Heather and Les live in a cottage on the side of the hill overlooking Whiting Bay. It’s a lovely little village where everyone knows each other except during the summer months when the tourists flow through. We settled in for a couple of days, getting more writing done, and generally organising our next week or two. Heather is a harpist and was referred by Susan, (the harpist in Wales that we stayed with last month.) I love networking, especially when it results in a warm bed at night instead of camping in the drizzle.

The colours of Arran are subtle and enchanting. Whenever the sun pokes out, the island and the water change dramatically as if a veil has been lifted. A thousand shades of green cover the landscape, and the shimmering evening water looks like the artist of the Universe used the entire colour palate, and then photoshopped the result into an impossible interplay of visual splendour. We witness all this during an evening music session with Heather’s Ceildh Band, sitting, after hours, in the back porch of a restaurant/pub owned by one of the band members.

The lady in the Indian/Nepalese shop had never heard anyone describe the HolyLand as Israel/Palestine. I gave her our new trip card and she immediately donated £10 to the cause. How lovely. We bought some citronella intense in the store to light near our tent. Sunita hasn’t truly experienced the midges (small mosquitos that come in swarms). I bought two midge nets to be worn over our heads when needed. Sunita thought this was just a tourist gimmick. But, when we finally need them, she will understand.
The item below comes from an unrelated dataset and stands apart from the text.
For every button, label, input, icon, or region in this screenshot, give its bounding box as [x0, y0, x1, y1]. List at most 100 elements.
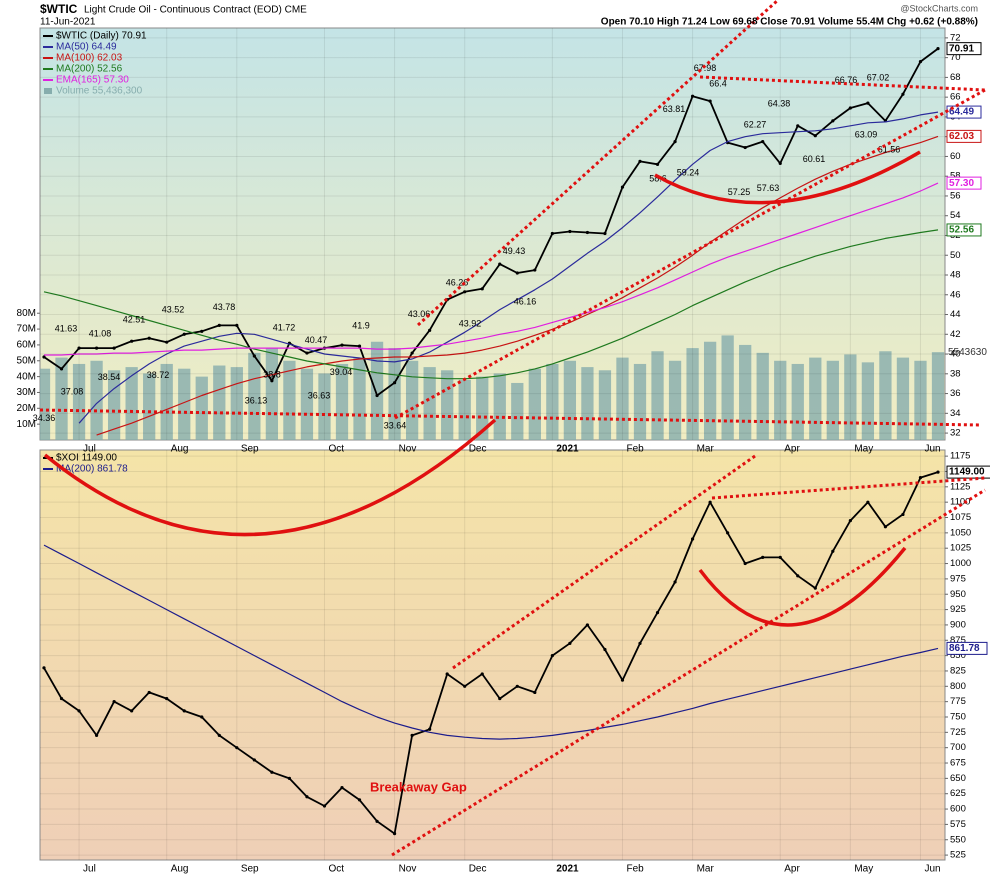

I finally get to see standing stones. Heather took us out to visit the Machrie Moor Stone Circles on the west side of the island. We hike in a couple of miles from the road, past the interesting partially ruined Moss Farmhouse to the Stones.

Not much is known about the stones except that they were the result of tremendous human effort during prehistoric times. In addition to the sandstone and granite stone circles there burial cairns and hut circles, likely the remains of successive settlements.

I get out my 5 juggling bean bags and have a juggle at the intersection of the stones at the first circle.

Heather and Les have been great hosts. We will always remember their warm hospitality and hope to host them in Jaffa one day. Heather even drove us and all our gear to the 8:20am ferry back to Ardrossan. We felt completely spoiled.